Montgomery County will pay $2 million to the family of a Wheaton man who was accidentally shot to death by a police officer outside a McDonald's restaurant in April, one of the largest amounts the county has paid to settle a police action.

Under a civil settlement reached yesterday in Montgomery County Circuit Court, the county also agreed to spend an additional $1 million to promote "better gender and racial harmony and respect" between the police department and the public.

That money will be used to mount video cameras in some Montgomery police cars to record interactions between officers and civilians, and to fund programs to increase police sensitivity training and recruit minority officers, according to the agreement.

A Montgomery County grand jury in April cleared Officer Sean Thielke, 30, of criminal wrongdoing in the death of Junious W. Roberts, 44, at a McDonald's on Georgia Avenue in the Glenmont area. Thielke told the grand jury that he approached Roberts's car with his gun drawn because Roberts had fled when he stopped him earlier and he believed Roberts was drunk and might drive off and kill someone, Thielke's attorney said.

Thielke said his gun discharged accidentally as he tried to pull Roberts from the car, striking Roberts in the back. Thielke, an officer for six years, returned to uniformed street patrol in the Wheaton police district in early May.

Critics said the fatal shooting April 14 -- the second of a black person by a white Montgomery officer during a three-week period -- illustrated the department's unfair treatment of minorities.

"I'm very pleased the Roberts family will be getting compensation in the wake of a very tragic accident that resulted in the loss of a life," said Montgomery County Executive Douglas M. Duncan (D) at a news conference after a 20-minute hearing before Circuit Court Judge James C. Chapin.

Duncan said he hoped the settlement "will bring closure" to the Roberts family, to Thielke and his family and to "the entire community."

"There's no happiness in this matter for the family or the police department," added Charles A. Moose, the new Montgomery police chief. "This was indeed a tragedy. I know this doesn't bring a human being back . . . but we will use this [financial agreement] to improve and seek continuous improvement."

Moose said former acting police chief Thomas Evans disciplined Thielke after finding that he violated department policy in the shooting. Moose said Maryland law prohibited him from giving details.

Of the $2 million allotted for Roberts's family, $1.1 million will be split among Roberts's widow, Carolyn S. Roberts, and their sons, Junious A. Roberts, 19, Anthony Roberts, 17, and Ivan Roberts, 15. An additional $666,700 will go to their three attorneys; $25,300 will pay their attorneys' expenses; and $200,000 will go to pay Junious W. Roberts's funeral costs and medical expenses and to compensate his estate for his pain and suffering.

"I think it's fair," said Los Angeles lawyer Johnnie Cochran, who represented the family with Prince George's lawyer Walter L. Blair and Baltimore lawyer Billy Martin. "I haven't seen another county step up to the plate like this. It's not always just about money. It's about trying to make some fundamental changes so these things won't happen anymore."

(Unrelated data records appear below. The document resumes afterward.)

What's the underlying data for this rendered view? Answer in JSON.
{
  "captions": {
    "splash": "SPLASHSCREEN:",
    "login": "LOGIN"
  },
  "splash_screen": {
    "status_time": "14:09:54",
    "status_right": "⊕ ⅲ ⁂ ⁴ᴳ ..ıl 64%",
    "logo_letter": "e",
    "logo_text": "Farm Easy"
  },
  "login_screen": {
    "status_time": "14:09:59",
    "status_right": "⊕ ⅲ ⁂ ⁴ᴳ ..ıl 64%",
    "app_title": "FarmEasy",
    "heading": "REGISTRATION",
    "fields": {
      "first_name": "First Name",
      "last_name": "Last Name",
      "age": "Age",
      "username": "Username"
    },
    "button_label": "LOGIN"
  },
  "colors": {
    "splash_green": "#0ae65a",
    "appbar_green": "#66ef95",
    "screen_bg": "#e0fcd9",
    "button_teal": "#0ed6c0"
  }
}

Roberts's family members filed "friendly lawsuits" against Thielke and the county yesterday, an indication that an agreement had been reached before the suits were formally filed. Chapin said he approved the settlement because the court had a legal duty to safeguard the interests of the minor children.

"This is some closure, but I'm not happy," Roberts's sister, Valencia Roberts, said tearfully. The family declined to comment further yesterday.

Under the settlement, the county agreed to pay an additional $28,000 to the dead man's son Junious A. Roberts, his wife, his son and two friends who were in a car that Montgomery police pulled over in a separate incident May 5. Junious A. Roberts alleged that police targeted them and treated them unfairly during the stop.

Joann Robertson, chief of litigation for the county attorney's office, said the officers stopped the car because Junious A. Roberts fit the description of a suspect wanted in connection with stolen checks. She said the police admitted no wrongdoing in that incident but wanted to "get it off the table."

Robertson and police officials said it was the first settlement of a police action to exceed $1 million since the county paid $1 million to settle a civil suit 20 years ago.